Attorneys from The Clearman Law Firm (Houston, TX) announced a nationwide investigation of banks that have purchased “secret” life insurance policies. According to their press release, the firm is investigating banks that insure the lives of employees without their knowledge or consent. Clearman has previously litigated high profile cases against COLI owners including Mayo, v. Hartford Life Insurance Company, et. al., 354 F.3d 400 (5th Cir. 2004), Tillman v. Camelot Music, Inc., 408 F.3d 1300 (10th Cir. 2005) and Lewis v. Wal-Mart Stores, Inc., No. 02-CV-944-EA (M) (N.D. Okla. Dec. 18, 2002). The press release indicates that a possible litigation track Clearman will be pursuing involves misappropriation of employee identities (providing names, Social Security numbers, etc. to insurance companies without knowledge or permission). Clearman asserted similar claims in an action against Hartford Life Insurance Company and other defendants, but the U.S. District Court for the Southern District of Texas granted the defendants’ Motion to Dismiss and on appeal the Fifth Circuit Court affirmed the district court’s judgment (see Meadows v. Hartford Life Insurance Company, et. al, 492 F.3d 634 (5th Cir. 2007)).

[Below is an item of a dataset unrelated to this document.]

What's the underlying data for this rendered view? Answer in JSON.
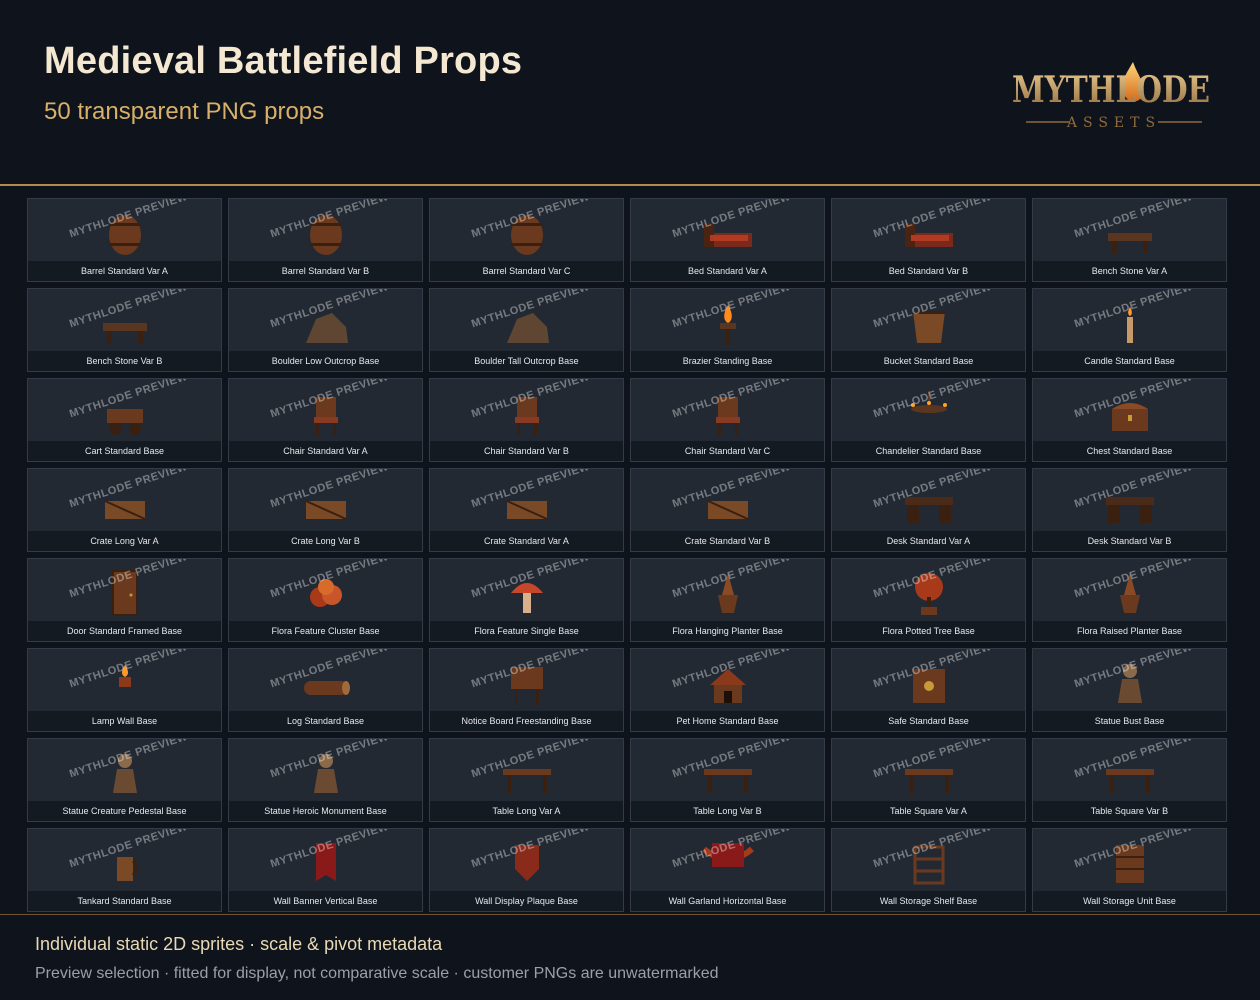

As discussed in previous LRAs, the American Council of Life Insurers (ACLI) submitted insurer capital and surplus relief recommendations to the National Association of Insurance Commissioners (NAIC) for consideration in November 2008. The NAIC formed the Capital and Surplus Relief Working group to review the ACLI’s proposal. In addition to a public comment period that ended December 26, 2008, the Working Group, in response to adverse public reaction, scheduled and held a public hearing to gather additional comments and information on January 27, 2009 in Washington, D.C. According to the ACLI, their suggested changes would free up approximately $25-30 billion in capital due to overly conservative reserving, accounting and investment stands that ultimately impact risk-based capital requirements. The ACLI had requested the NAIC take action on the changes no later than January 16, 2009 and that they be made effective December 31, 2008 for 2008 reporting purposes. On January 29, the NAIC announced that its executive committee members voted 16-1 against the ACLI capital relief program. Committee members did note that some of the ACLI’s proposals had merit and further review in 2009 is likely. Individual states may still adopt some or all of ACLI’s recommendations. Given that Connecticut was the only assenting vote on the committee, we will track capital related developments within the state in the coming months.
The US Government Accountability Office (GAO) recently issued an international taxation report which outlined large U.S. corporations and federal contractors with subsidiaries in jurisdictions listed as tax havens or financial privacy jurisdictions. Senators Byron Dorgan (D-ND) and Calvin Levin (D-MI) requested the updated report as part of their continuing effort to impose tighter controls on corporations’ use of offshore tax havens to reduce their U.S. taxes. In the report the GAO, acknowledged that the existence of a subsidiary in a jurisdiction listed as a tax haven or financial privacy jurisdiction did not signify that a corporation or contractor established that subsidiary for the purpose of reducing its tax burden. Further, the GAO did not attempt to determine the corporations or contractors motive in having subsidiaries in these jurisdictions. One criticism of the report by the IRS was that there was no agreed-upon definition of tax havens or list of jurisdictions. For its research, the GAO used a combination of 3 lists that had similar descriptions for tax havens or financial privacy jurisdictions. A number of insurers were cited in the report including Prudential Financial, Hartford Financial Services Group and MetLife, Inc.